Intel try to move the discussion to number of ports etc. as they don’t want users to focus on the most important item of offloading versus non-offloading. Nevertheless, the number of ports you want to have on the switch ASIC is a number that will fit the sweet spot of the technology. The fact that Intel had to find something to “show benefit” and designed a 48 ports ASIC does not mean it is a better device. Intel switch is a higher latency switch versus Mellanox (110ns vs 90ns), it requires you to use special data protection mechanism (LLR) on any port, and any cable distance. Mellanox does not need to use those mechanisms for 2m copper cables and 30m fiber cables (enough for a datacenter design). Moreover, if you saw the Intel switch design (picture on their web site) you can see a very weird front panel - due to signal integrity issues.

The switch ports, for both Mellanox and Intel are consist of 4 lanes - so there is no advantage here for Intel.

As for your second question the answer is no. Intel does not lock their CPUs and I don’t think their will ever be. Intel wants to sell CPUs, as this is their primer business. The reason is that they created Omni-Path is to try and have a differentiation versus the other CPU vendors. Omni-Path does not deliver the performance, efficiency as Mellanox InfiniBand, and it is clearly not proven and actually does not yet exist out there. The best option is Intel CPUs and Mellanox interconnect. And Intel knows that too.

Hi Henry,

To overcome the performance limitations of today’s HPC systems we need an intelligent interconnect. The interconnect becomes a co-processor, offloading the CPU, increasing data center efficiency.

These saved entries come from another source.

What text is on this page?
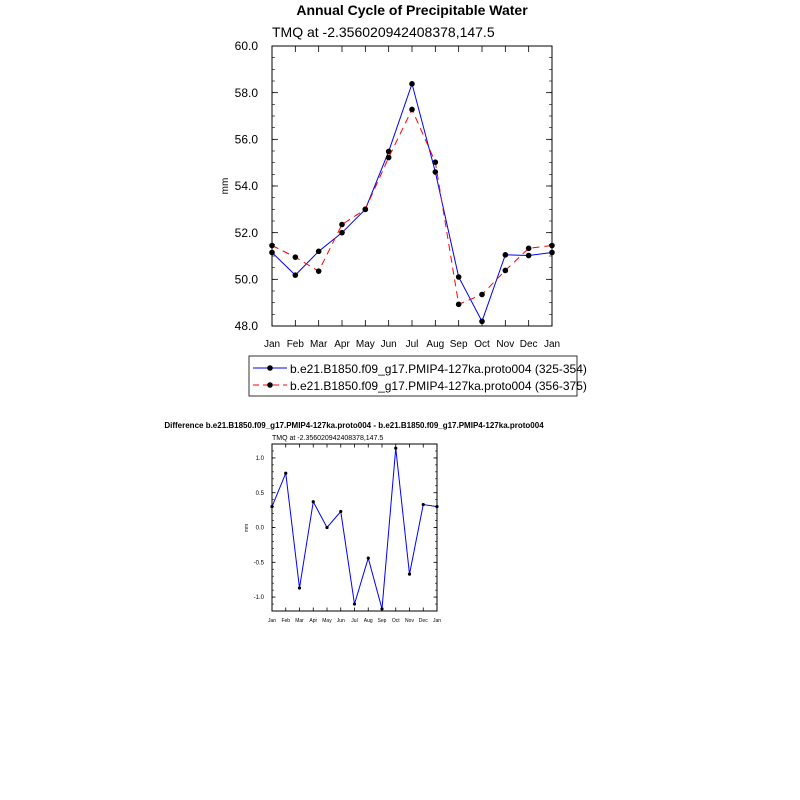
Annual Cycle of Precipitable Water
TMQ at -2.356020942408378,147.5
mm
Jan Feb Mar Apr May Jun Jul Aug Sep Oct Nov Dec Jan
48.0
50.0
52.0
54.0
56.0
58.0
60.0
b.e21.B1850.f09_g17.PMIP4-127ka.proto004 (325-354)
b.e21.B1850.f09_g17.PMIP4-127ka.proto004 (356-375)
Difference b.e21.B1850.f09_g17.PMIP4-127ka.proto004 - b.e21.B1850.f09_g17.PMIP4-127ka.proto004
TMQ at -2.356020942408378,147.5
mm
Jan Feb Mar Apr May Jun Jul Aug Sep Oct Nov Dec Jan
-1.0
-0.5
0.0
0.5
1.0
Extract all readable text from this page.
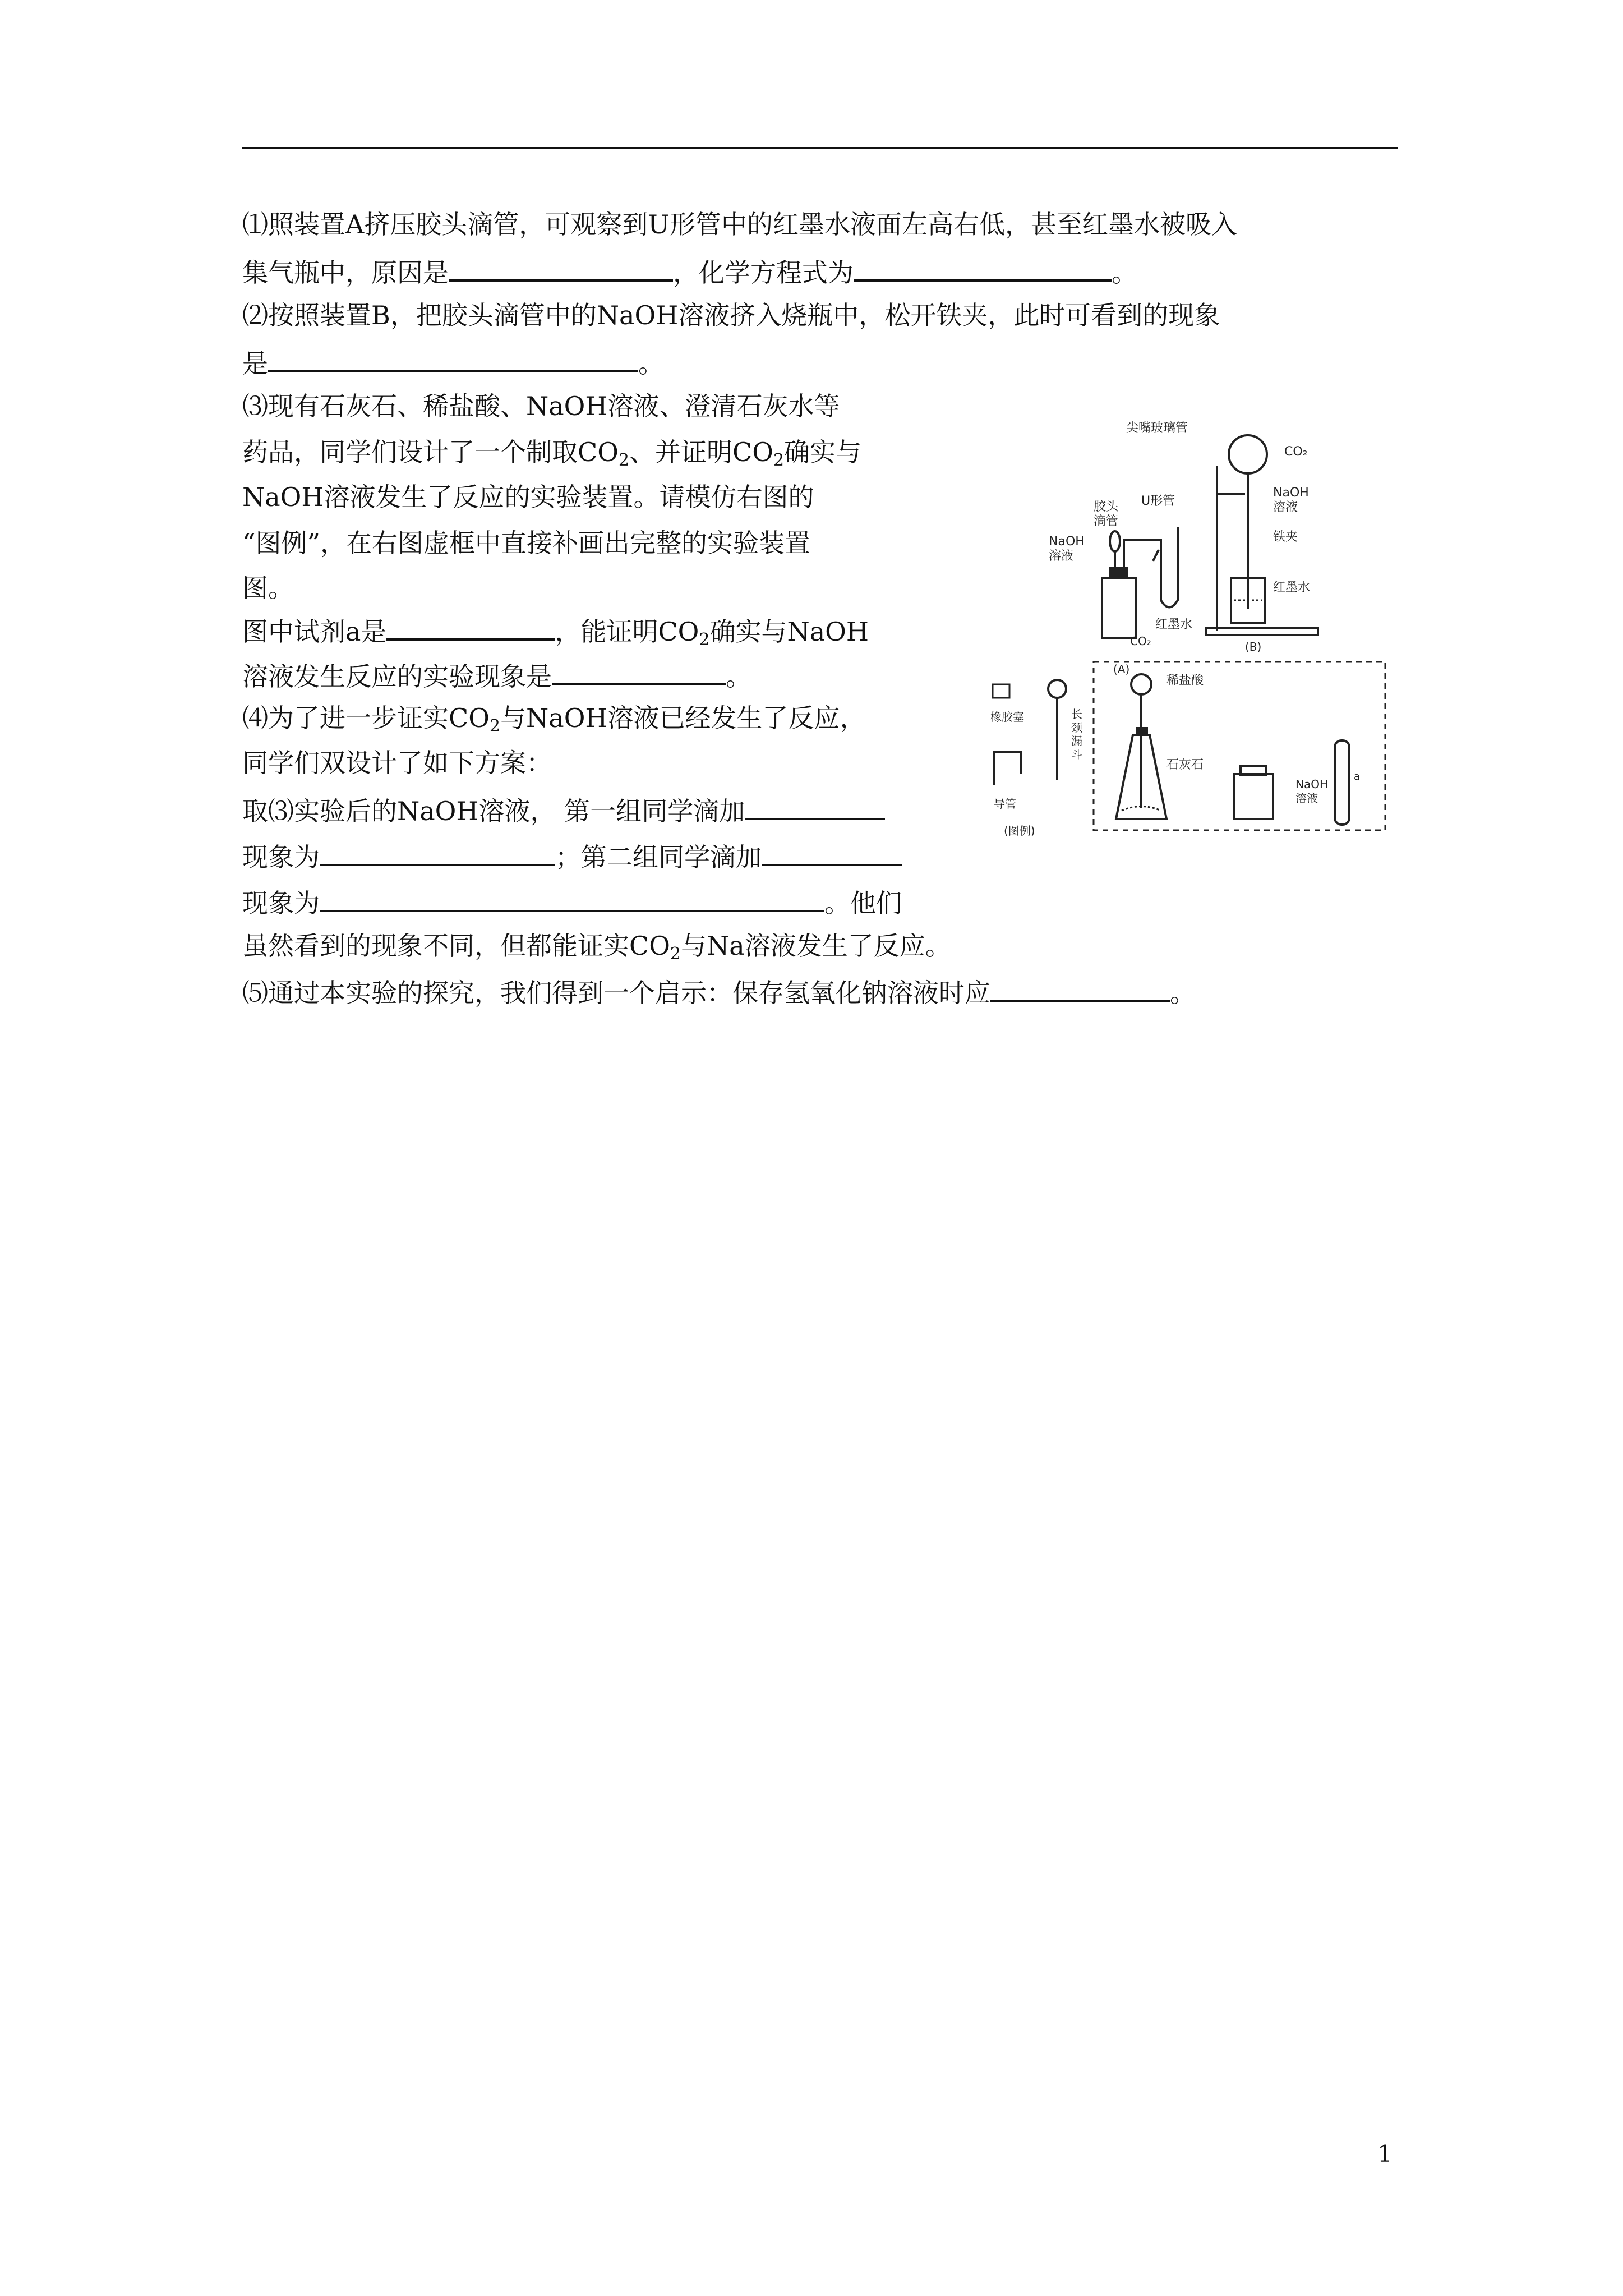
⑴照装置A挤压胶头滴管，可观察到U形管中的红墨水液面左高右低，甚至红墨水被吸入
集气瓶中，原因是	，化学方程式为	。
⑵按照装置B，把胶头滴管中的NaOH溶液挤入烧瓶中，松开铁夹，此时可看到的现象
是	。
⑶现有石灰石、稀盐酸、NaOH溶液、澄清石灰水等
药品，同学们设计了一个制取$CO_2$、并证明$CO_2$确实与
NaOH溶液发生了反应的实验装置。请模仿右图的
“图例”，在右图虚框中直接补画出完整的实验装置
图。
图中试剂a是	，能证明$CO_2$确实与NaOH
溶液发生反应的实验现象是	。
⑷为了进一步证实$CO_2$与NaOH溶液已经发生了反应，
同学们双设计了如下方案：
取⑶实验后的NaOH溶液， 第一组同学滴加
现象为	；第二组同学滴加
现象为	。他们
虽然看到的现象不同，但都能证实$CO_2$与Na溶液发生了反应。
⑸通过本实验的探究，我们得到一个启示：保存氢氧化钠溶液时应	。
胶头
滴管
NaOH
溶液
U形管
红墨水
CO₂
(A)
尖嘴玻璃管
CO₂
NaOH
溶液
铁夹
红墨水
(B)
橡胶塞	长
颈
漏
斗
导管
(图例)
稀盐酸
石灰石
NaOH
溶液
a
1
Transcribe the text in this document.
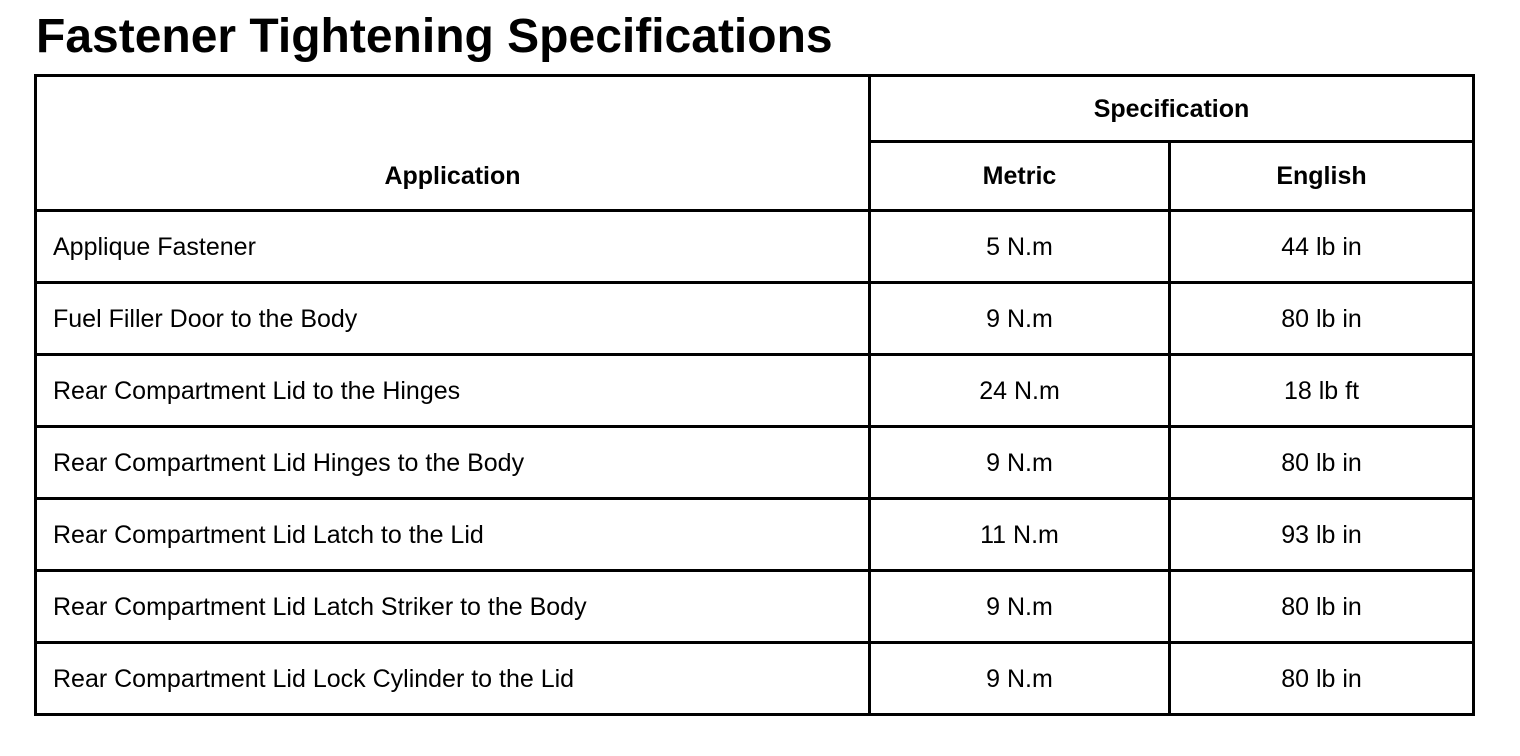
Fastener Tightening Specifications
Application	Specification	
	Metric	English
Applique Fastener	5 N.m	44 lb in
Fuel Filler Door to the Body	9 N.m	80 lb in
Rear Compartment Lid to the Hinges	24 N.m	18 lb ft
Rear Compartment Lid Hinges to the Body	9 N.m	80 lb in
Rear Compartment Lid Latch to the Lid	11 N.m	93 lb in
Rear Compartment Lid Latch Striker to the Body	9 N.m	80 lb in
Rear Compartment Lid Lock Cylinder to the Lid	9 N.m	80 lb in
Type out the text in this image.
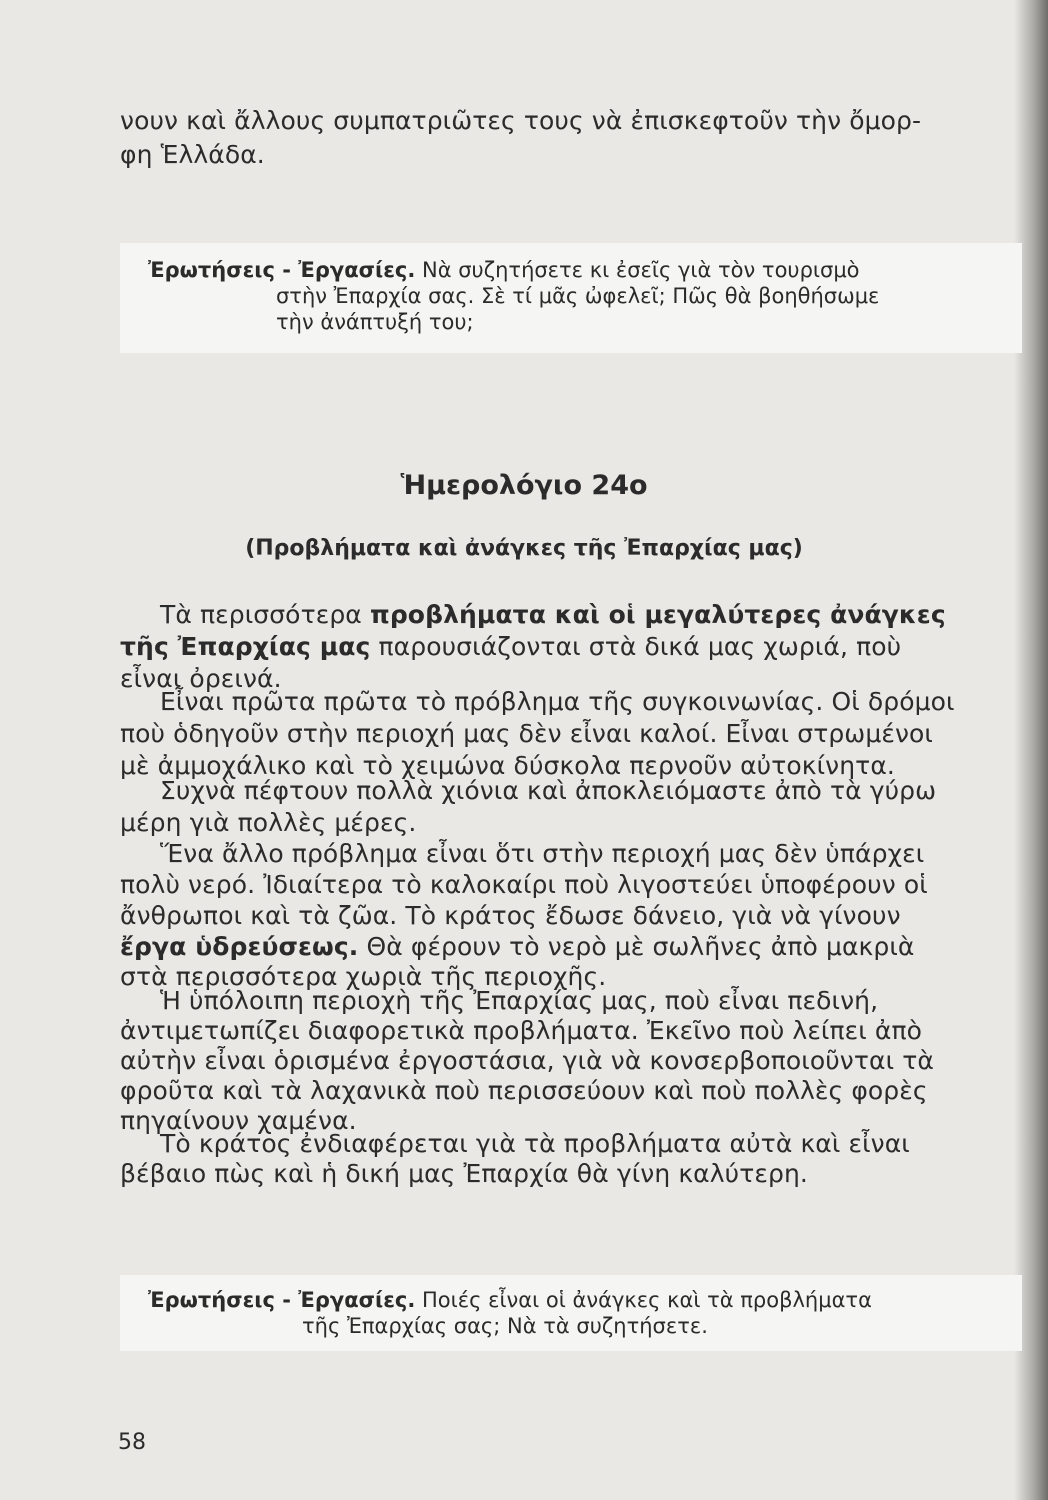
νουν καὶ ἄλλους συμπατριῶτες τους νὰ ἐπισκεφτοῦν τὴν ὄμορ-
φη Ἑλλάδα.
Ἐρωτήσεις - Ἐργασίες. Νὰ συζητήσετε κι ἐσεῖς γιὰ τὸν τουρισμὸ
στὴν Ἐπαρχία σας. Σὲ τί μᾶς ὠφελεῖ; Πῶς θὰ βοηθήσωμε
τὴν ἀνάπτυξή του;
Ἡμερολόγιο 24ο
(Προβλήματα καὶ ἀνάγκες τῆς Ἐπαρχίας μας)
Τὰ περισσότερα προβλήματα καὶ οἱ μεγαλύτερες ἀνάγκες
τῆς Ἐπαρχίας μας παρουσιάζονται στὰ δικά μας χωριά, ποὺ
εἶναι ὀρεινά.
Εἶναι πρῶτα πρῶτα τὸ πρόβλημα τῆς συγκοινωνίας. Οἱ δρόμοι
ποὺ ὁδηγοῦν στὴν περιοχή μας δὲν εἶναι καλοί. Εἶναι στρωμένοι
μὲ ἀμμοχάλικο καὶ τὸ χειμώνα δύσκολα περνοῦν αὐτοκίνητα.
Συχνὰ πέφτουν πολλὰ χιόνια καὶ ἀποκλειόμαστε ἀπὸ τὰ γύρω
μέρη γιὰ πολλὲς μέρες.
Ἕνα ἄλλο πρόβλημα εἶναι ὅτι στὴν περιοχή μας δὲν ὑπάρχει
πολὺ νερό. Ἰδιαίτερα τὸ καλοκαίρι ποὺ λιγοστεύει ὑποφέρουν οἱ
ἄνθρωποι καὶ τὰ ζῶα. Τὸ κράτος ἔδωσε δάνειο, γιὰ νὰ γίνουν
ἔργα ὑδρεύσεως. Θὰ φέρουν τὸ νερὸ μὲ σωλῆνες ἀπὸ μακριὰ
στὰ περισσότερα χωριὰ τῆς περιοχῆς.
Ἡ ὑπόλοιπη περιοχὴ τῆς Ἐπαρχίας μας, ποὺ εἶναι πεδινή,
ἀντιμετωπίζει διαφορετικὰ προβλήματα. Ἐκεῖνο ποὺ λείπει ἀπὸ
αὐτὴν εἶναι ὁρισμένα ἐργοστάσια, γιὰ νὰ κονσερβοποιοῦνται τὰ
φροῦτα καὶ τὰ λαχανικὰ ποὺ περισσεύουν καὶ ποὺ πολλὲς φορὲς
πηγαίνουν χαμένα.
Τὸ κράτος ἐνδιαφέρεται γιὰ τὰ προβλήματα αὐτὰ καὶ εἶναι
βέβαιο πὼς καὶ ἡ δική μας Ἐπαρχία θὰ γίνη καλύτερη.
Ἐρωτήσεις - Ἐργασίες. Ποιές εἶναι οἱ ἀνάγκες καὶ τὰ προβλήματα
τῆς Ἐπαρχίας σας; Νὰ τὰ συζητήσετε.
58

Intel Omni-Path is a no-offload and proprietary network product. The same old Pathscale “Infini-Path” (and QLogic “True-Scale”) product, running at higher network speed. Does not support RDMA, HPC offloads, cloud offloads or any other network offloads. It requires the CPU to handle all network operations, results in lower CPU efficiency (high overhead) …

So who is Omni-Path good for? Intel – it will require users to buy more CPUs to try and overcome lower data center efficiency.

And why does Intel push inferior network technology? Intel tries to show value versus their CPU competitors (ARM, Power, etc.)

Mellanox InfiniBand delivers leading performance over Omni-Path promises: higher message rate, lower latency, lower power consumption, and estimated 2X higher system performance and efficiency.

Mellanox EDR solution is robust, working, and delivering scalable performance. Omni-Path is not.

Thanks,

Ophir.

Thanks Opher

Henry

Hello all

Explain / comment on several answer:

  1. why do not mellanox produces crystals with a large number of ports than 36? I mean switches with full-matrix link between ports. I think its good look than you want do other than fat tree topology.

Why number of ports is limited?

In Omnipath (as understood from the documentation), increased number of ports by creating a super ports, which are divided into 4 ports with a smaller bandwidth. Why Mellanox not go on this path?

  1. Does Intel make a full vendor lock to omnipash + intel processors (include all controllers to CPU)?

If so, that will make mellanox?

Very thanks for the detailed answer. I have learned a lot of new things

Can I clarify a few points ?

  1. Mellanox does not need to use those mechanisms for 2m copper cables and 30m fiber cables (enough for a datacenter design)

This is also true for all other cable lengths or only to 2m copper and 30m fiber ?

  1. And yet there mellanox plans to increase the number of ports on a ASIC switch ?

Hi Serge,

Here are the answers:

  1. it is for copper cables up to 2m in length and fiber optics up to 30m in length. Beyond that we have of course a superset of more capabilities (FEC and LLR) that being used as needed.

  2. Today we have InfiniBand switches with 36-ports at the ASIC level, than can be used to build an unlimited size of a cluster. The newest switch, Switch-IB 2 is the world first smart switch that can manage and execute MPI collective operation on the switch ASIC. We will announce future solutions once they will become available.